After Evans' attorney, John Aspinwall of Waycross, told Superior Court Judge Melanie Cross that Evans wanted to go ahead and be sentenced, Cross handed down a sentence of life with the possibility of parole on the murder charge and 10 years on the conspiracy charge.
Ruby Evans' husband, Herman Evans, pleaded guilty to Blombergh's murder in July 2011 and testified at Ruby's trial earlier this week that she had repeatedly urged him to kill Blombergh, who was the estranged wife of Ruby's son, Theo, and was the mother of Ruby's grandchild.
Blombergh's body was found May 27, 2010, in Colquitt County near the Tift County line. Ruby Evans had reported her missing from their home on Briarwood Lane on April 26.
"She was pressing me to kill her," District Attorney Paul Bowden said Herman Evans testified. "If you loved me you'd do it… If you were a man you'd do it."
Bowden said in his closing statements that Ruby Evans was obsessed with killing Blombergh as a way of keeping the grandchild near her as early as March 2010, when Theo Conoly came for a visit.
"He told his mother that Sunday had asked him to hit his mother up to get money for drugs," said Bowden. "This kicked off the conversation between them: She needs to go."
Bowden showed the jury a photo of Blombergh while she was alive, hung it on an easel and placed a picture of Blombergh's badly decomposed body next to it. "They took her from this (indicating the picture of an attractive young woman) and took her to this (pointing to the other photo)." Members of Blombergh's family wept at the sight of the second picture.
Bowden said Ruby Evans was like a chess player, manipulating first Theo and then Herman. Later, he said, she tried to manipulate law enforcement by reporting a gun that she still had stolen and telling them that Blombergh was missing when she knew that Herman had killed her.
"It seems apparent that Ruby never missed an opportunity to tell someone what a bad mother Sunday was," Bowden said.
"…Sunday had her issues. But was she as bad as Ruby would have everybody believe?
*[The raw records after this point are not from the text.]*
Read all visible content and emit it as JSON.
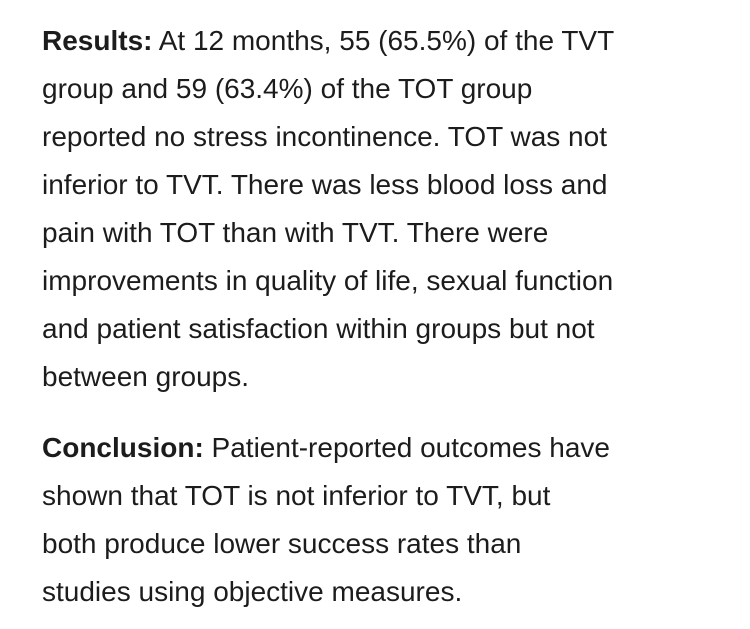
{
  "paragraphs": [
    {
      "label": "Results:",
      "lines": [
        "At 12 months, 55 (65.5%) of the TVT",
        "group and 59 (63.4%) of the TOT group",
        "reported no stress incontinence. TOT was not",
        "inferior to TVT. There was less blood loss and",
        "pain with TOT than with TVT. There were",
        "improvements in quality of life, sexual function",
        "and patient satisfaction within groups but not",
        "between groups."
      ]
    },
    {
      "label": "Conclusion:",
      "lines": [
        "Patient-reported outcomes have",
        "shown that TOT is not inferior to TVT, but",
        "both produce lower success rates than",
        "studies using objective measures."
      ]
    }
  ]
}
I suspect not."
The monster in this case, said Bowden, was Ruby Evans.
During the sentencing phase, Blombergh's mother asked to speak. She turned and spoke directly to Evans. "You have successfully destroyed a little girl (the grandchild)," she said. "What, if anything did you gain from it?"
Before pronouncing the sentence, Cross said she had seen what Blombergh's family suffered during the trial. "What (the child) has been through, what she has lost, cannot ever be made up," she said.